Most IT leaders (76%) consider consumerisation “somewhat” or “extremely” positive for their companies, with the top two perceived benefits of BYOD being improved employee productivity (more opportunities to collaborate) and greater job satisfaction.

It also emerges that employees want to work their way, and are turning to BYOD because they want more control of their work experience. In this respect, 40% of respondents cited “device choice” as employees’ top BYOD priority (the ability to use their favourite device anywhere).

Employees’ second BYOD priority is the desire to perform personal activities at work, and work activities during personal time. They also want to bring their own applications to work: 69% of respondents said that unapproved applications — especially social networks, cloud-based email, and instant messaging — are somewhat to much more prevalent today than two years ago.

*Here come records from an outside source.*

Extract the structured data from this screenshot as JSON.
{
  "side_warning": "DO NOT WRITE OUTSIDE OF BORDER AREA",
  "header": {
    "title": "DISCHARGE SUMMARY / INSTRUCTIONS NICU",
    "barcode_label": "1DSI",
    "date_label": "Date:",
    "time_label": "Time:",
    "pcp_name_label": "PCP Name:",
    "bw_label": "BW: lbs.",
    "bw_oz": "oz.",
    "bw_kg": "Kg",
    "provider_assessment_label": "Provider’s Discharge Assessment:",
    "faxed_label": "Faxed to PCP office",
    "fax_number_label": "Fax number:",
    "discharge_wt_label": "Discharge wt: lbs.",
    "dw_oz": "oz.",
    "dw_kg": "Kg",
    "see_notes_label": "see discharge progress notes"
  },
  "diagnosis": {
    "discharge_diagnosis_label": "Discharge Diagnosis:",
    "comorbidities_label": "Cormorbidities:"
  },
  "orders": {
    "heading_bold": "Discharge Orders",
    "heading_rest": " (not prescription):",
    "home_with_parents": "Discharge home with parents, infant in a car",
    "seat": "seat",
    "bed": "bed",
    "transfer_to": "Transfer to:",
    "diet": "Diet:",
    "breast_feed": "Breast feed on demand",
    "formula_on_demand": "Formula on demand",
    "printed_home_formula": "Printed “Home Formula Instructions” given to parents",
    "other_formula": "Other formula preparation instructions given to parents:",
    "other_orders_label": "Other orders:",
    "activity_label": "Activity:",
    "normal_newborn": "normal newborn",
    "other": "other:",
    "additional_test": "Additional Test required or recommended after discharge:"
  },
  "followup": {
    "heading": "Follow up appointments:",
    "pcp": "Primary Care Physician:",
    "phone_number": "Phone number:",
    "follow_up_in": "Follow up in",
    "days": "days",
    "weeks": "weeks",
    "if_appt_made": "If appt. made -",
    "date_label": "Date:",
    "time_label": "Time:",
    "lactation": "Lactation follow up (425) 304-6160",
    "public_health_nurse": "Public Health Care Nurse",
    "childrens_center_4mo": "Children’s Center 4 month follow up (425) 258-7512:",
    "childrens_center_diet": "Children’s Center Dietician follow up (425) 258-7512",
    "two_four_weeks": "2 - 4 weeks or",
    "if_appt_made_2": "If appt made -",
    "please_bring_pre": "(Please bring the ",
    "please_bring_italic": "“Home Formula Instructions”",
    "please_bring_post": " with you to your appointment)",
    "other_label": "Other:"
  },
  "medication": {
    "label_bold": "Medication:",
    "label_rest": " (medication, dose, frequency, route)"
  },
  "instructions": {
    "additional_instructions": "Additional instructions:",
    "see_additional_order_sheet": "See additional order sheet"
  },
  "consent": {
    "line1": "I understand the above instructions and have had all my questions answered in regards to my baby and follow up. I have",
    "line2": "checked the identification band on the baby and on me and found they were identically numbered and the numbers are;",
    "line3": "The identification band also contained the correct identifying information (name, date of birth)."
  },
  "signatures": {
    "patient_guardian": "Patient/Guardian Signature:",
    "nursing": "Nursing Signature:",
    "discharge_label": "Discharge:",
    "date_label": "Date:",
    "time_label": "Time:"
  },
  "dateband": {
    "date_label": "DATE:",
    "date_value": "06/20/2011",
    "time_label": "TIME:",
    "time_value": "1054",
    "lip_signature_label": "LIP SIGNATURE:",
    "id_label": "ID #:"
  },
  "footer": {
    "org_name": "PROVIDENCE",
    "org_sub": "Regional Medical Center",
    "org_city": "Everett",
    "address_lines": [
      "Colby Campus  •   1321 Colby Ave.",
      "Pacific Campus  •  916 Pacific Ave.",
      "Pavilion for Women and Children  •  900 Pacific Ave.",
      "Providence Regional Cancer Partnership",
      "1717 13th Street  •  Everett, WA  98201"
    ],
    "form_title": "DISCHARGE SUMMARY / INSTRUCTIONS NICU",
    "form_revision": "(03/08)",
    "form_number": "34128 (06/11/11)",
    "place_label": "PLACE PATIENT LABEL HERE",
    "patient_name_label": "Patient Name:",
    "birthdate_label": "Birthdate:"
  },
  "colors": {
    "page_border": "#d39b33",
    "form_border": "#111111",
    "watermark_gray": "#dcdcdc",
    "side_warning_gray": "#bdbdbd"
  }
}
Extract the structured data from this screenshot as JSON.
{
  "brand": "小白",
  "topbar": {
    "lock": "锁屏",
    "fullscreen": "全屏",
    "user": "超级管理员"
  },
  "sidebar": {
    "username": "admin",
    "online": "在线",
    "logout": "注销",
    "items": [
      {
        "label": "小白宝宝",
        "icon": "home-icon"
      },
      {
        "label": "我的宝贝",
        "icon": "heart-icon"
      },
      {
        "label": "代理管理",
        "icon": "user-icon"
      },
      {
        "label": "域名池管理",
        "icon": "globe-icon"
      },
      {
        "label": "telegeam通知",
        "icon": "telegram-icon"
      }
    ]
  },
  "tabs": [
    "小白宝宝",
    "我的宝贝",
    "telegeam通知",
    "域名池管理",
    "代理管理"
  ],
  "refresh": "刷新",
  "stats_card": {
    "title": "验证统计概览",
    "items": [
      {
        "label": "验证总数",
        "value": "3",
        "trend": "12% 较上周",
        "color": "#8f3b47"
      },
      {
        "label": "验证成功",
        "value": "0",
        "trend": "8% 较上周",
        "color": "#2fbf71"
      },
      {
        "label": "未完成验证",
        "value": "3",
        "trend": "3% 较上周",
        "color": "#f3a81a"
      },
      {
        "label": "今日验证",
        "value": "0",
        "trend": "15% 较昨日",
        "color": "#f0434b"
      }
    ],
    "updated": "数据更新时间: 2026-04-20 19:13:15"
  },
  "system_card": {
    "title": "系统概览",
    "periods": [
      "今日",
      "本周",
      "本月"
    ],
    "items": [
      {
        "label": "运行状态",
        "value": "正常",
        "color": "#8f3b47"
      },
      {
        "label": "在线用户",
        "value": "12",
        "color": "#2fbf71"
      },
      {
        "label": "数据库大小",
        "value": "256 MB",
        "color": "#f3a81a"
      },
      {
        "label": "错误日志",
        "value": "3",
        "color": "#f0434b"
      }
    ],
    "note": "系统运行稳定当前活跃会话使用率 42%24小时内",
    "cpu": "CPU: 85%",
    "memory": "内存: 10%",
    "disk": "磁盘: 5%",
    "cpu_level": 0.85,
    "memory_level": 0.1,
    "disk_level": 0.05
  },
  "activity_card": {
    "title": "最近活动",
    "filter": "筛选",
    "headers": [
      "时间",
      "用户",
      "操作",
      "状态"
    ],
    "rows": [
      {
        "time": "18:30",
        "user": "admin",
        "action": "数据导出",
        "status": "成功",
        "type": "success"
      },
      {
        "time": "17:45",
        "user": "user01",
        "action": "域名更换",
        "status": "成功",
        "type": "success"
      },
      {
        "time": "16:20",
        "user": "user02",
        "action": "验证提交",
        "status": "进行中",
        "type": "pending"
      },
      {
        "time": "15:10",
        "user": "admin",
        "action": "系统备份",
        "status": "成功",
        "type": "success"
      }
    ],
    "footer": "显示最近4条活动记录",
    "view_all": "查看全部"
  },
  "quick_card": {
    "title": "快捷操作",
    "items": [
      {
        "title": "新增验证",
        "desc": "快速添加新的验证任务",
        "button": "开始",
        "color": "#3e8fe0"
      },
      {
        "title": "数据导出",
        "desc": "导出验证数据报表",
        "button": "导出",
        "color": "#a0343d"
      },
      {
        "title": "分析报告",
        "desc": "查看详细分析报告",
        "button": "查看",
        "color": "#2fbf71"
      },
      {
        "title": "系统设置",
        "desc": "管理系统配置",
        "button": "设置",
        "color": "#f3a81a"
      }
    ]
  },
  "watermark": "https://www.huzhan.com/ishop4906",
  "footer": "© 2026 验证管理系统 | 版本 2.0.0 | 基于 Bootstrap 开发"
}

In addition, employees are willing to invest to improve their work experience. According to Cisco IBSG, the typical Cisco employee who chooses to use his or her own devices at work pays, on average, a $600 premium to do so.

The survey finds that the benefits of BYOD vary based on an employee’s role and work requirements. Cisco IBSG estimates that in the US for example, the annual benefits from BYOD range from $300 to $1 300 per employee, depending on the employee’s job role.

However, the trend adds complexity to security and IT support, which are the top BYOD challenges.

In addition, device proliferation requires new policy and approach to control cost. According to Cisco IBSG analysis, only 14% of BYOD costs are hardware-related, highlighting the importance of choosing the right governance and support models to control these costs.

BYOD is tied up with the rising popularity of desktop virtualisation, and companies recognise the value in this trend, with 98% of people aware of desktop virtualisation. In addition, 68% of respondents agreed that a majority of knowledge worker roles are suitable for desktop virtualisation and 50% noted that their organisation is in the process of implementing a desktop virtualisation strategy.

Desktop virtualisation benefits three key areas: business continuity so that workers can access applications through multiple locations and devices even if, for example, a server goes down; employee productivity; and IT costs.

However, data protection is the number one concern, and ensuring that only the right people have access to sensitive company and customer data is a top priority.